An arboreal, nocturnal treefrog found in humid rainforests along fast flowing streams. Little is known of the ecology of the species. Many calling individuals of this species are sitting too high in trees to reach, or calling from perches where they are difficult to see and their calls are also often difficult to localize. Glaw et al. (2001) also reported calling activity in March, suggesting continuous reproductive activity throughout the rainy season.

Calls.

Advertisement calls of Boophis marojezensis recorded at low elevation near a site known as “ Camp 0 ”, Marojejy National Park, on 26 November 2016 (22.8 ° C air temperature) consist of two different note types, namely calls starting with a short series of short, fast repeated notes, followed by three distinctly longer notes, which are separated by longer intervals. All notes are tonal in character, with long notes exhibiting a distinct upward frequency modulation, with a frequency shift comprising approximately 300 Hz. Amplitude across the entire call is slightly increasing, with the first short notes being relatively soft. Long notes have the maximum call energy in the middle of the note, but amplitude modulation within notes is somewhat irregular. Numerical parameters of two analyzed calls of different individuals are as follows: call duration 1129–1222 ms; notes / call 7–8; short note duration 30–51 ms (34.7 ± 7.5 ms); long note duration 147–259 ms (199.7 ± 44.7 ms); inter-note interval 19–179 ms (62.5 ± 55.9 ms); dominant frequency 4118–4347 Hz (4258 ± 82 Hz); prevalent bandwidth 3800–4500 Hz.

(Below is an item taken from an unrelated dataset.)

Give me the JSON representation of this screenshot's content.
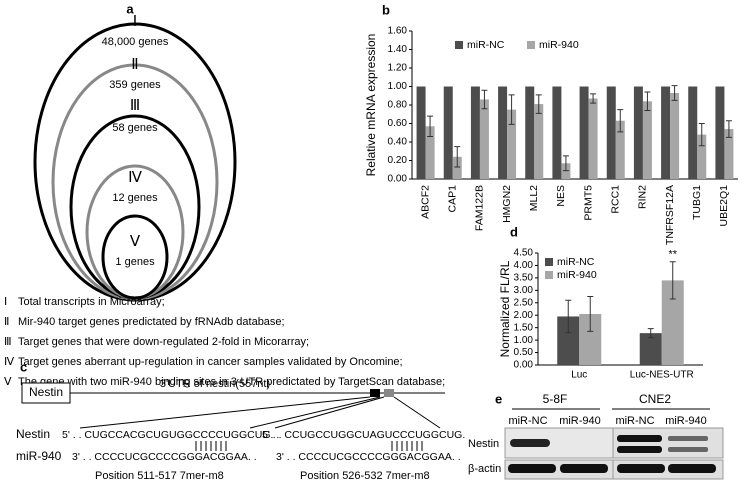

These calls are in general agreement with those recorded at Marojejy on 20 March 1994, which, however, differ slightly in shorter inter-note intervals. Numerical parameters of two analyzed calls of the 1994 recording are as follows: call duration 764–1030 ms; notes / call 7–8; short note duration 15–49 ms (27.8 ± 10.6 ms); long note duration 142–231 ms (176.5 ± 38.1 ms); inter-note interval 22–61 ms (35.8 ± 14.1 ms); dominant frequency 4289–4441 Hz (4369 ± 64 Hz); prevalent bandwidth 4000–4700 Hz.

Distribution.

According to the molecular data summarized herein, the species is known from (1) the type locality, the Marojejy Massif at low elevation (close to “ Camp Mantella ”), (2) a second site at Marojejy (sample THC 302, sequence downloaded from GenBank; collected at 14.4467 ° S, 49.8251 ° E, 225 m a. s. l. by T. R. Fulgence), (3) the Masoala Peninsula near the Eco-Lodge “ Chez Arol ”, and (4) the Makira Reserve, at Analanjirofo near Simpona Lodge. Boophis marojezensis is a low-elevation species, known from 21–410 m a. s. l.